Disebuah petak lahan tembakau milik Poktan Suka Tani, Desa Gowong, Kecamatan Bruno, para petani sepuh terlihat sibuk menyiram tanaman tembakau. Namun bukan dengang menggunakan  semprotan modern, bukan pula dengan irigasi tetes. Mereka menggunakan cara yang sederhana tapi jenius: air dialirkan dari sumber yang jauh menggunakan pipa paralon kemudian ditampung disebuah embung kecil yang dibuat dari galian tanah. Dari embung inilah air diambil dengan menggunakan gayung untuk dimasukkana kedalam ember dan gembor untuk kemudiana disiramkan ke setiap tanaman.

Apa yang mereka lakukan bukan sekadar kerja tetapi sebuah pelajaran diam-diam tentang makna hidup, daya tahan, dan kreativitas. Disaat banyak orang menyerah pada kondisi, mereka justru mencari jalan, meski harus melawan usia dan cuaca.

Dalam bahasa Jawa diistilahkan sebagai “akal-akal balung” yang sering diasosiasikan secara sinis — seperti pura-pura sakit, mengeluh soal tulang dan badan demi menghindar dari tugas. Tetapi hari ini, saya ingin membalik makna itu.
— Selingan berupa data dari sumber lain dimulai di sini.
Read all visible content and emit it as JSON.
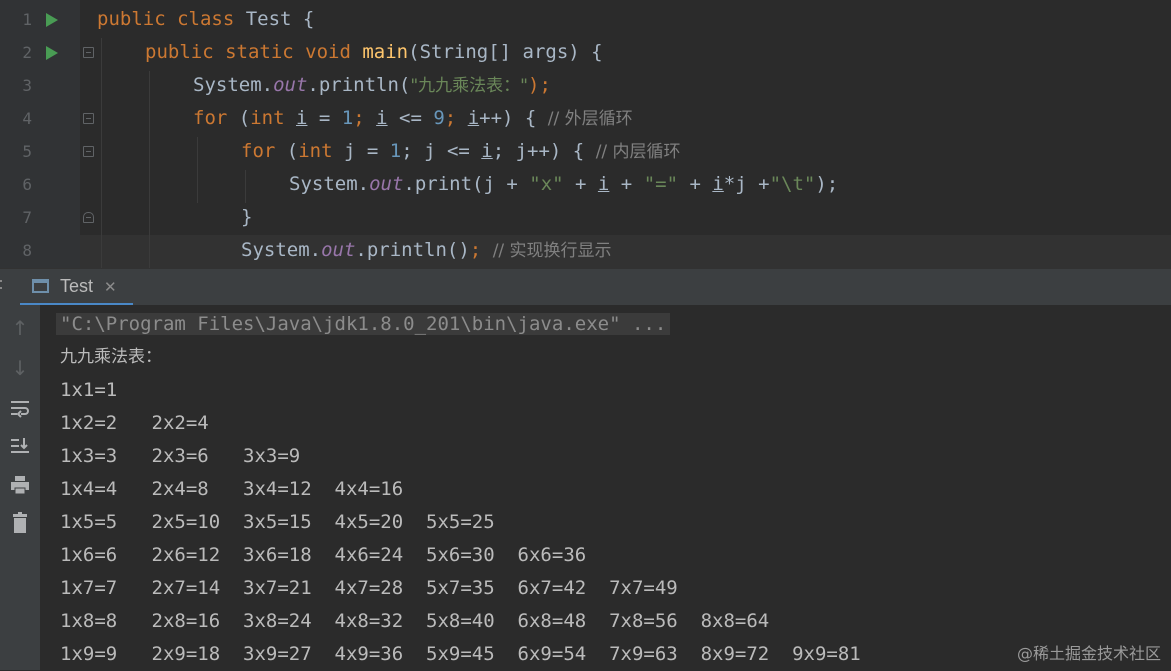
{
  "editor": {
    "line_numbers": [
      "1",
      "2",
      "3",
      "4",
      "5",
      "6",
      "7",
      "8"
    ],
    "line1": {
      "kw": "public class",
      "name": " Test {"
    },
    "line2": {
      "kw": "public static void",
      "fn": "main",
      "rest": "(String[] args) {"
    },
    "line3": {
      "a": "System.",
      "b": "out",
      "c": ".println(",
      "d": "\"九九乘法表：\"",
      "e": ");"
    },
    "line4": {
      "a": "for",
      "b": " (",
      "c": "int",
      "d": " ",
      "e": "i",
      "f": " = ",
      "g": "1",
      "h": "; ",
      "i": "i",
      "j": " <= ",
      "k": "9",
      "l": "; ",
      "m": "i",
      "n": "++) { ",
      "o": "// 外层循环"
    },
    "line5": {
      "a": "for",
      "b": " (",
      "c": "int",
      "d": " j = ",
      "e": "1",
      "f": "; j <= ",
      "g": "i",
      "h": "; j++) { ",
      "i": "// 内层循环"
    },
    "line6": {
      "a": "System.",
      "b": "out",
      "c": ".print(j + ",
      "d": "\"x\"",
      "e": " + ",
      "f": "i",
      "g": " + ",
      "h": "\"=\"",
      "i": " + ",
      "j": "i",
      "k": "*j +",
      "l": "\"\\t\"",
      "m": ");"
    },
    "line7": {
      "a": "}"
    },
    "line8": {
      "a": "System.",
      "b": "out",
      "c": ".println()",
      "d": "; ",
      "e": "// 实现换行显示"
    }
  },
  "run_panel": {
    "tab_label": "Test",
    "tab_close": "✕",
    "tab_icon": "console-window-icon",
    "toolbar_icons": [
      "arrow-up-icon",
      "arrow-down-icon",
      "soft-wrap-icon",
      "scroll-to-end-icon",
      "print-icon",
      "trash-icon"
    ]
  },
  "console": {
    "command": "\"C:\\Program Files\\Java\\jdk1.8.0_201\\bin\\java.exe\" ...",
    "title": "九九乘法表：",
    "rows": [
      "1x1=1",
      "1x2=2   2x2=4",
      "1x3=3   2x3=6   3x3=9",
      "1x4=4   2x4=8   3x4=12  4x4=16",
      "1x5=5   2x5=10  3x5=15  4x5=20  5x5=25",
      "1x6=6   2x6=12  3x6=18  4x6=24  5x6=30  6x6=36",
      "1x7=7   2x7=14  3x7=21  4x7=28  5x7=35  6x7=42  7x7=49",
      "1x8=8   2x8=16  3x8=24  4x8=32  5x8=40  6x8=48  7x8=56  8x8=64",
      "1x9=9   2x9=18  3x9=27  4x9=36  5x9=45  6x9=54  7x9=63  8x9=72  9x9=81"
    ]
  },
  "watermark": "@稀土掘金技术社区",
  "colors": {
    "keyword": "#cc7832",
    "string": "#6a8759",
    "number": "#6897bb",
    "field": "#9876aa",
    "method": "#ffc66d",
    "comment": "#808080",
    "tab_underline": "#4a88c7"
  }
}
Ditangan para petani sepuh inilah “akal-akal balung” berarti “usaha memeras akal dan tulang yang tersisa untuk tetap bertahan demi menanam sebuah harapan.” Ini bukan tentang pura-pura lemah, tapi tentang bagaimana orang yang sudah tidak muda lagi tetap setia menghidupi bumi dengan akal dan tulangnya.

Mereka tidak menunggu bantuan datangt Tidak mengeluh soal pupuk yang langka atau harga yang belum tentu. Mereka tahu bahwa menanam tembakau adalah pilihan pahit-manis yang harus dijalani dengan niat, bukan hanya dengan modal.

Teknologi mereka titak canggih, tetapi cukup. Air yang mereka alirkan dari jarak jauh lewat paralon putih yang melintang di pematang bukan sekadar soal teknis. Itu adalah metafora dari ketekunan yang mengalir — dari sumber daya yang minim, mereka tetap bisa berbagi air, berbagi harapan.

Dengan embung yang  mereka buat  dengan alat cangkul dan papan seadanya, air ditampung. Mereka bergantian menyiram, tanpa rebutan, tanpa kalkulasi. Tak ada insentif, tak ada program, tak ada piagam. Tetapi kerja mereka tetap bergerak.

Ini bukan proyek — ini tentang hidup dan kehidupan

Disinilah letak pentingnya kehadiran seorang penyuluh — bukan sekadar datang membawa pelatihan, tapi menyaksikan langsung bagaimana sawah dan ladang bisa menjadi sekolah kehidupan. Karena di sawah seperti inilah, kita belajar bahwa inovasi tak selalu lahir dari teknologi tinggi. Kadang justru lahir dari kepepet, dari situasi yang memaksa manusia untuk berpikir dan bergerak.

Dan kadang-kadang solusi yang paling menginspirasi justru lahir dari orang-orang yang tidak muda lagi, yang sering kali dianggap tak relevan, tapi justru paling tahan banting.

Foto ini bukan selfie biasa. Dibalik ekspresi serius di depan kamera, ada cerita panjang tentang hubungan antara penyuluh dengan petani. Tentang kehadiran yang tidak selalu tercatat di SKP. Tentang proses yang tidak selalu dibayar tunai, tetapi dibayar dengan kepercayaan dan kehangatan dalam secangkir kopi hangat di gubuk.

Dan kalau pun tidak ada yang memberi penghargaan, tidak ada masalah.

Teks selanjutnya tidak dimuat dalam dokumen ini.